Grâce au message partagé en masse sur Twitter, le sauveur a pu être identifié. Frans Torreele confie : "Le frère de l'homme qui l'a aidée m'a contacté par mail. J'ai vérifié auprès de mon amie qu'il s'agissait bien de la bonne personne, et ils ont pu échanger leurs numéros. Il va bien aussi et c'est également ce qu'on voulait savoir". Et de conclure : "Elle a été sauvée par une succession de petits gestes, de petites attentions et, dans ce moment de folie totale, ces gestes minuscules ont accompli de grande choses. On n'imagine à peine combien une main tendu, une main sur l'épaule, ont sauvé des gens. Ces gens ont besoin de se remercier, de se serrer dans les bras".

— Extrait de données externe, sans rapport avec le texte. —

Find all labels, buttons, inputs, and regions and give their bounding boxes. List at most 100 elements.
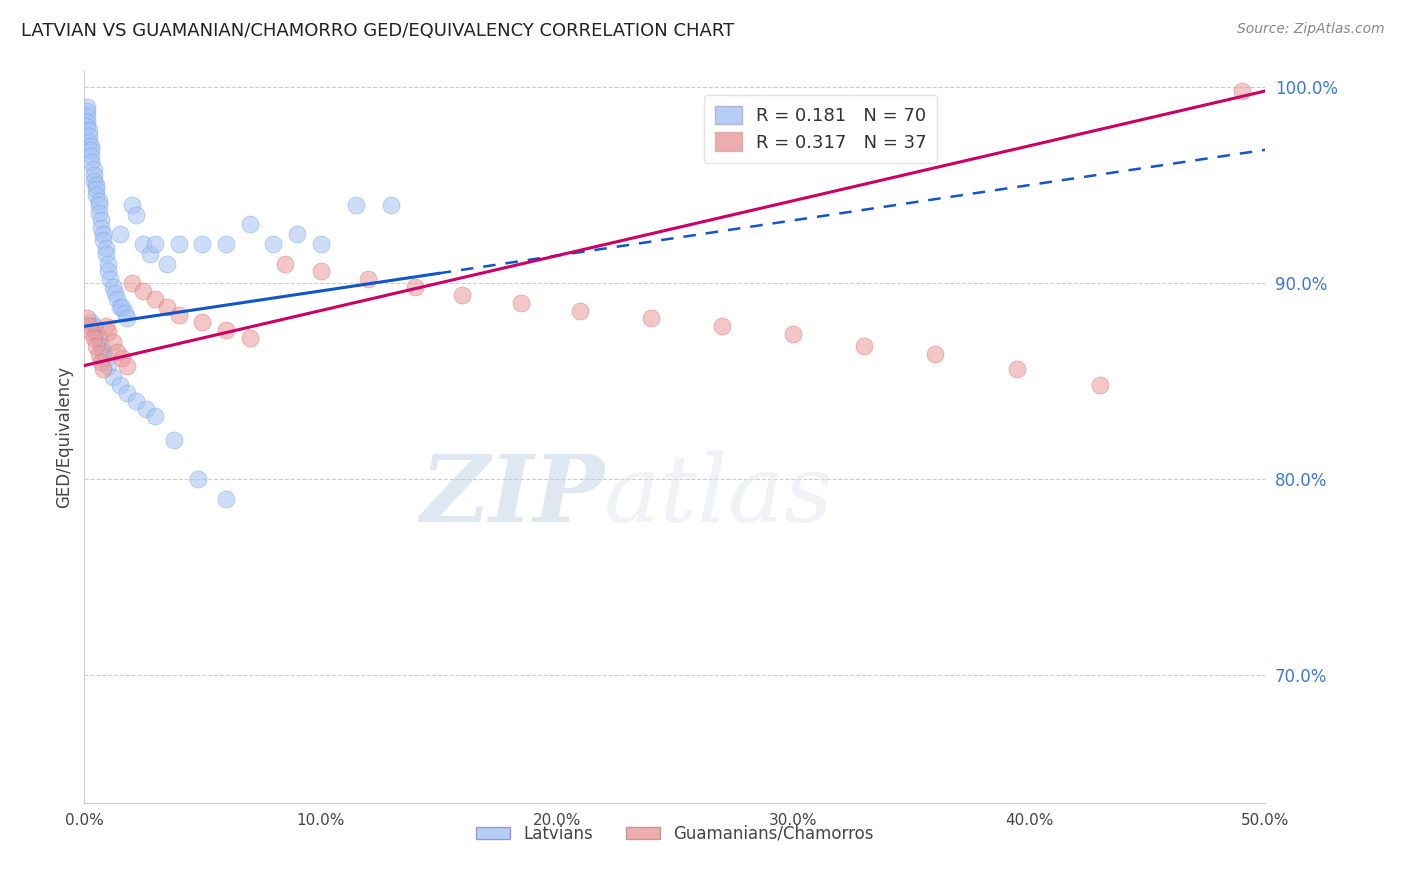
Point <box>84 182 107 196</box>
Point <box>76 115 98 129</box>
Point <box>852 339 875 353</box>
Point <box>94 246 117 260</box>
Point <box>90 213 112 227</box>
Point <box>125 393 148 408</box>
Point <box>239 217 262 231</box>
Point <box>83 331 105 345</box>
Point <box>167 308 190 322</box>
Point <box>404 280 426 294</box>
Point <box>94 319 117 334</box>
Point <box>139 246 162 260</box>
Point <box>91 344 114 359</box>
Legend: Latvians, Guamanians/Chamorros: Latvians, Guamanians/Chamorros <box>470 818 880 849</box>
Point <box>91 362 114 376</box>
Point <box>1088 378 1111 392</box>
Point <box>191 236 214 251</box>
Point <box>80 149 103 163</box>
Point <box>111 300 134 314</box>
Point <box>711 319 734 334</box>
Point <box>98 272 121 286</box>
Point <box>114 305 136 319</box>
Point <box>87 197 110 211</box>
Point <box>239 331 262 345</box>
Point <box>285 227 308 241</box>
Point <box>80 154 103 169</box>
Point <box>163 433 186 447</box>
Point <box>167 236 190 251</box>
Point <box>143 409 166 424</box>
Point <box>83 169 105 183</box>
Point <box>97 325 120 339</box>
Point <box>156 300 179 314</box>
Point <box>640 311 662 326</box>
Point <box>101 334 124 349</box>
Point <box>121 197 143 211</box>
Point <box>115 386 138 401</box>
Point <box>569 303 592 318</box>
Text: atlas: atlas <box>605 450 834 541</box>
Point <box>77 129 100 144</box>
Text: Source: ZipAtlas.com: Source: ZipAtlas.com <box>1237 22 1385 37</box>
Point <box>115 311 138 326</box>
Point <box>90 221 112 235</box>
Point <box>76 103 98 118</box>
Point <box>97 256 120 270</box>
Point <box>80 315 103 329</box>
Point <box>344 197 367 211</box>
Text: ZIP: ZIP <box>420 450 605 541</box>
Point <box>97 264 120 278</box>
Point <box>80 325 103 339</box>
Point <box>156 256 179 270</box>
Point <box>84 325 107 339</box>
Point <box>87 205 110 219</box>
Point <box>90 339 112 353</box>
Point <box>108 300 131 314</box>
Point <box>87 194 110 208</box>
Point <box>357 272 380 286</box>
Point <box>309 236 332 251</box>
Point <box>451 288 474 302</box>
Point <box>215 323 238 337</box>
Point <box>91 233 114 247</box>
Point <box>274 256 297 270</box>
Point <box>132 284 155 298</box>
Text: LATVIAN VS GUAMANIAN/CHAMORRO GED/EQUIVALENCY CORRELATION CHART: LATVIAN VS GUAMANIAN/CHAMORRO GED/EQUIVA… <box>21 22 734 40</box>
Point <box>94 241 117 255</box>
Point <box>101 370 124 384</box>
Y-axis label: GED/Equivalency: GED/Equivalency <box>55 366 73 508</box>
Point <box>187 472 209 486</box>
Point <box>77 319 100 334</box>
Point <box>83 319 105 334</box>
Point <box>84 178 107 193</box>
Point <box>77 135 100 149</box>
Point <box>1230 84 1253 98</box>
Point <box>76 120 98 134</box>
Point <box>143 236 166 251</box>
Point <box>84 187 107 202</box>
Point <box>1007 362 1029 376</box>
Point <box>97 359 120 373</box>
Point <box>111 351 134 365</box>
Point <box>380 197 402 211</box>
Point <box>76 100 98 114</box>
Point <box>924 347 946 361</box>
Point <box>76 311 98 326</box>
Point <box>104 285 127 300</box>
Point <box>83 162 105 177</box>
Point <box>90 354 112 368</box>
Point <box>135 401 157 416</box>
Point <box>84 339 107 353</box>
Point <box>80 139 103 153</box>
Point <box>87 331 110 345</box>
Point <box>215 491 238 506</box>
Point <box>125 207 148 221</box>
Point <box>191 315 214 329</box>
Point <box>262 236 284 251</box>
Point <box>101 280 124 294</box>
Point <box>115 359 138 373</box>
Point <box>91 227 114 241</box>
Point <box>143 292 166 306</box>
Point <box>76 110 98 124</box>
Point <box>215 236 238 251</box>
Point <box>782 327 804 342</box>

L'homme qui a aidé la jeune femme à se hisser à l'intérieur est aujourd'hui sain et sauf. Mais comme il l'a témoigné sur le site de La Provence, il a été pris en otage quelques minutes seulement après avoir apporté son aide à son infortunée voisine. Sébastien, originaire d'Arles, se souvient ainsi :
"En face de moi, il y avait deux fenêtres. À l'une d'elles, était suspendue une femme enceinte qui suppliait les gens en bas de la réceptionner si elle sautait. En bas aussi c'était le chaos. Je suis passé par l'autre fenêtre et je me suis accroché à une bouche d'aération. À 15 mètres du sol. J'ai tenu cinq minutes puis la femme enceinte, qui n'en pouvait plus, m'a demandé de l'aider à revenir à l'intérieur. C'est ce que j'ai fait. Je ne sais pas où elle est allée ensuite. Je suis retourné à ma cachette qui n'était pas la bonne : cinq minutes plus tard, j'ai senti le canon d'une kalachnikov contre ma jambe. Un des terroristes m'a dit : 'Descends de là ! Viens et pose-toi par terre !'. C'est là qu'a débuté la prise d'otages. On était une quinzaine. Du haut du balcon, les terroristes tiraient sur les gens en bas. On entendait des cris, comme des gens qui se faisaient torturer".
S'en suivent alors les "minutes les plus longues" de la vie de Sébastien. Les terroristes demandent aux otages (une quinzaine) de les mettre en contact avec iTélé ou BFMTV, sans succès. Ils entrent ensuite en contact avec un négociateur et menacent "d'abattre l'un de nous toutes les cinq minutes et de jeter le corps par la fenêtre".
L'Arlésien conclut avec émotion : "Je suis passé par tous les sentiments, l'espoir, puis l'acceptation de la mort même si je fermais les yeux pour ne pas la voir, pour ne pas voir la kalachnikov pointée dans ma direction. Les terroristes avaient placé deux boucliers humains aux portes. Le Raid est parvenu à tirer dedans sans les toucher. Ils ont ensuite enfoncé la porte avec un bélier et ont jeté une grenade assourdissante. Quand j'ai vu une deuxième grenade assourdissante tomber à mes pieds, je me suis dit que c'était le moment de m'enfuir. J'ai couru, la grenade a explosé et m'a projeté sous le bélier. Tous les membres du Raid sont passés dessus. Je me faisais piétiner mais ça a été la douleur la plus heureuse de ma vie. J'étais protégé. Comme mon pote Jeff que j'ai retrouvé plus tard, j'étais en vie".